There are two kinds of Secular Institutes: those whose mission is one of immersion in the world, to transform it from within. The members of these Institutes live a "hidden" life for they use neither title, nor distinctive dress, and in their professional life may exercise an element of reserve with respect to the Consecration that is the foundation of their life. Other Secular Institutes are more overt and may collaborate for a particular work.
As indicated in the previous post, the distinctions envisaged at the time of the New Code of Canon Law in the 1980s is no longer as clear cut. What we might see now are polarities that draw different Institutes - Religious and Secular - and it is this balancing of polarities that reveals the distinctive charism of each Institute. The following diagram is a preliminary simplistic way to begin to ponder these polarities (and the solid lines are no longer solid but very "fluid").
Institutes of Consecrated Life hold in tension the polarities of being drawn into a greater engagement with the temporal or secular world or being drawn apart from it; some are drawn more towards a contemplative life and others are drawn more towards a life of apostolic service. A further dimension is that of mission whereby for some institutes the engagement in mission is more characterised by dialogue at a pre-evangelization stage and proclamation by way of Gospel living. For other institutes mission is very much much about proclamation in multiple ways.
In our diagram above, those Institutes that have an overtly apostolic character, and so occupy the top part of our diagram, still need to balance the pull of withdrawal from the world and immersion in it. For some, their ministry is a mode of engagement with the world. The world is an "other" in the relationship. There is a sense therefore, that while engaged with the world, they are "apart" or "other". For some of these Institutes, the temporal sphere is a distraction to that which is core in their life. To varying degrees therefore, they will develop structures that protect a certain "apartness" in order to nurture and nourish the core relationship a the centre of their life. In the past such structures have included, but are not limited to, dress, insignia, title, common residence, common order of the day, These Insitutes possibly find themselves in the top right hand corner of the diagram above.
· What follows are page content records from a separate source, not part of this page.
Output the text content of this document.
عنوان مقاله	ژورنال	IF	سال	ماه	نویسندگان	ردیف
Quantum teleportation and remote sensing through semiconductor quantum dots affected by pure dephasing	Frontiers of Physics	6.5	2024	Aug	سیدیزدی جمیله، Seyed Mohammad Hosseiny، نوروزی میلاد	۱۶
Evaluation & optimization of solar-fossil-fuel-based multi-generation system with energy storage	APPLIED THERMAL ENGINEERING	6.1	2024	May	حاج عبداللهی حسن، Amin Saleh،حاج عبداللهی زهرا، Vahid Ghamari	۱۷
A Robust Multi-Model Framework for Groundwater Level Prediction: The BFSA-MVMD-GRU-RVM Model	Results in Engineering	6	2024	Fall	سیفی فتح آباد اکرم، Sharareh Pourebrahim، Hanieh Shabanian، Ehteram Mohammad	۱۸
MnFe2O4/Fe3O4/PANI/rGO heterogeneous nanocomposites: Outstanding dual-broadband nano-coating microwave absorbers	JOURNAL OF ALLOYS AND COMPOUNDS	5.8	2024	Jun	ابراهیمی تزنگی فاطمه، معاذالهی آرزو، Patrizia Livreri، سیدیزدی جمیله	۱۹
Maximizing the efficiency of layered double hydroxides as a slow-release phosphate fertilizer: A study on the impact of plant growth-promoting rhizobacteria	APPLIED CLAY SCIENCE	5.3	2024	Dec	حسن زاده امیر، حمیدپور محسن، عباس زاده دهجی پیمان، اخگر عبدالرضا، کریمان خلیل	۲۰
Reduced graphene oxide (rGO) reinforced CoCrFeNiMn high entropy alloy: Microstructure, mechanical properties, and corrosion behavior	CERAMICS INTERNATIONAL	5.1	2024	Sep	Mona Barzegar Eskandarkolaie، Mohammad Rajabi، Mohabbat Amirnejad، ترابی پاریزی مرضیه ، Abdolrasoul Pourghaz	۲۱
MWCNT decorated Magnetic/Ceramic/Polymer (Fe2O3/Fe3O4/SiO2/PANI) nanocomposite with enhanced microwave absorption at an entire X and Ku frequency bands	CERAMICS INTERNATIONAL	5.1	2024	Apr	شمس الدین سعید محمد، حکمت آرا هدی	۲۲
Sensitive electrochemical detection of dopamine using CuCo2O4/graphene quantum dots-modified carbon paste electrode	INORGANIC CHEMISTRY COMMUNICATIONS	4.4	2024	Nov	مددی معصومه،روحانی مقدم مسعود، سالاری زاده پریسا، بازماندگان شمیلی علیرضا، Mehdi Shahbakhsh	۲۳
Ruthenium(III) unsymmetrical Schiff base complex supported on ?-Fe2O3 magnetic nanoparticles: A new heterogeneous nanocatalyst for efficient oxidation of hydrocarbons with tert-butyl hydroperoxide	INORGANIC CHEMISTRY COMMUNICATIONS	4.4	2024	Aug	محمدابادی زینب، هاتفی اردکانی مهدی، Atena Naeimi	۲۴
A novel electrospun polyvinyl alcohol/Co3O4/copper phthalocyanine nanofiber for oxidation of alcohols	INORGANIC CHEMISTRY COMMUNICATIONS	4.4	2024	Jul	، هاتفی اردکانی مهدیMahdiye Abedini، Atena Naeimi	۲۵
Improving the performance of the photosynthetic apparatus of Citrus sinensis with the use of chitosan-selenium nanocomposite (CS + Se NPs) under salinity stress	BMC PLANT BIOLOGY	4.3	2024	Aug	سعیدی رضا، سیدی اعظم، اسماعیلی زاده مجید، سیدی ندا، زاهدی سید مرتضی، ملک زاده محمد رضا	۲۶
Institutes in the top left hand corner may see themselves as not quite so separate to the world, but rather as part of the world. They seek God in the temporal domain, rather than finding it a distraction and something from which they need to stand apart from. This does not mean that prayer is not an important and necessary part of their life. However, they find themselves more "a-part-of" rather than "apart-from" the world. They are freer in the work they undertake, but find identity/communion/cohesion in the work in which they collaborate specifically for the Gospel. With Secular Instiutes, this work may or may not define the whole of their lives. It may be additional to their ordinary employment.
In the lower right hand corner we might readily recognise those contemplative monastic institutes for whom monastic enclosure is intrinsic to their way of life, with their ministry being that of prayer, not merely nurturing their own relationship to Christ but praying with the Church with and for the world and its needs.
Finally, in the lower left hand corner of this diagram we find perhaps Secular Institutes of immersion. Members of these Institutes have no identifying title, insignia, place of residence, work in which they collaborate. The work they do may not even be specifically "church related" in a public sense. Drawn into the temporal or secular domain as the entire locus of their life, they live in constant discernment of the traces of God in our world, ever seeking to nurture that which is of the Spirit and challenge that which is not of the spirit. They constantly endeavour to live the Gospel in every facet of what they do and say. They are perpetually on mission. But this is not possible unless they also are deeply contemplative and committed to their own life of prayer. They try to live as yeast, to be salt and light for the world.